IRDAI Implementation Timeline and ICAI Guidance
ICAI notified Ind-AS 117 with an effective date aligned with IRDAI's Ind-AS roadmap for insurers. IRDAI has maintained that insurers will transition to Ind-AS reporting only once supporting regulations on actuarial practice, investment classification, and solvency interface are finalized. The transition timeline for insurers has been reset multiple times since the original 2018 target, and IRDAI communications indicate a phased approach where life insurers, non-life insurers, and reinsurers may transition at different dates.
ICAI has issued implementation guidance covering specific Indian contract types including participating policies, health insurance with lifetime renewability, motor third-party liability (where premium and coverage are statutorily determined), and crop insurance under PMFBY. The guidance clarifies model selection and cohort definition for contracts where Indian regulatory features create interpretation questions not fully addressed by IFRS 17. Motor TP pools and environmental relief fund contributions require specific treatment addressed in the ICAI guidance.
Listed corporate policyholders applying Ind-AS are subject to the standard from their regular Ind-AS reporting date regardless of IRDAI's insurer timeline.

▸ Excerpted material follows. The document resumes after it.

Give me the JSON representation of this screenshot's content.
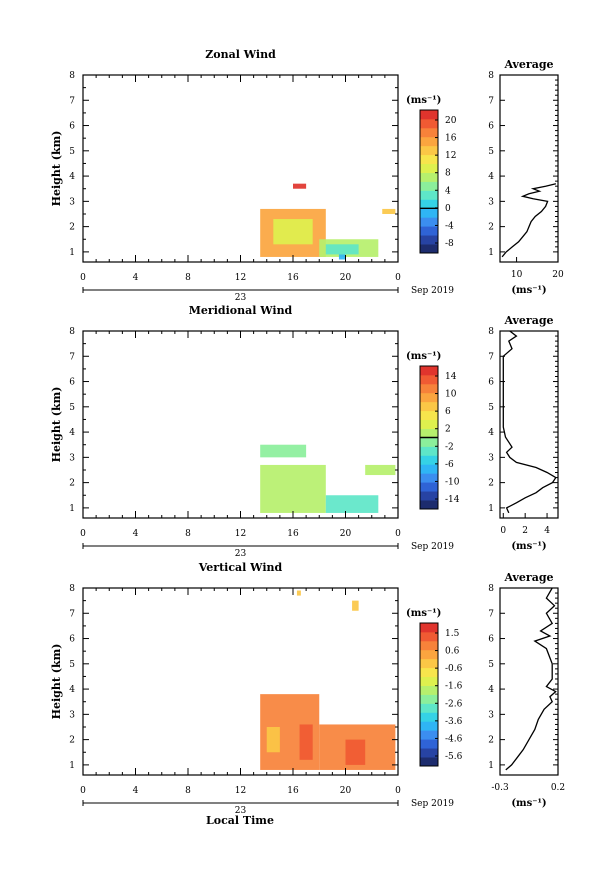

Corporate groups with captive insurance consolidations have begun Ind-AS 117 implementation projects covering captive data migration, actuarial model build, and transition approach selection. Auditor commentary on transition quality and disclosure completeness has become a focus area for audit committee meetings.
Implementation Playbook for Insurers and Corporate Groups
An Ind-AS 117 implementation programme typically runs 24 to 36 months and combines actuarial, accounting, systems, and disclosure work. The first phase is scoping: inventorying contract types, identifying contracts in scope, classifying by measurement model (General, PAA, VFA), and defining portfolio and cohort groupings. The scoping output drives data requirements and model design.
The second phase is data and systems. Ind-AS 117 requires granular cash flow projections by cohort, discount rate curves by currency and duration, and risk adjustment methodologies that can be justified to auditors and regulators. Legacy policy administration systems designed for IFRS 4 or statutory reserving rarely produce Ind-AS 117 ready data without significant extension. Indian insurers have invested in actuarial calculation engines, data lakes, and reporting workflow automation to support the new standard.
The third phase is transition quantification. Each group of contracts is evaluated under FRA, MRA, and FVA for feasibility and outcome. Transition choice is material because it determines opening CSM, which in turn determines profit emergence over the contract's remaining life. A lower opening CSM accelerates profit recognition; a higher opening CSM smooths profit over a longer horizon. Audit committee involvement at this stage is significant because the transition choice affects reported equity, P&L volatility in future periods, and analyst perception of earnings quality.
The fourth phase is disclosure and dry-run reporting. Ind-AS 117 mandates extensive disclosures including reconciliations of insurance contract balances, CSM movement, expected pattern of service release, risk adjustment confidence levels, and sensitivity analysis. Dry-run reporting in parallel with statutory reporting for multiple periods before go-live is standard practice.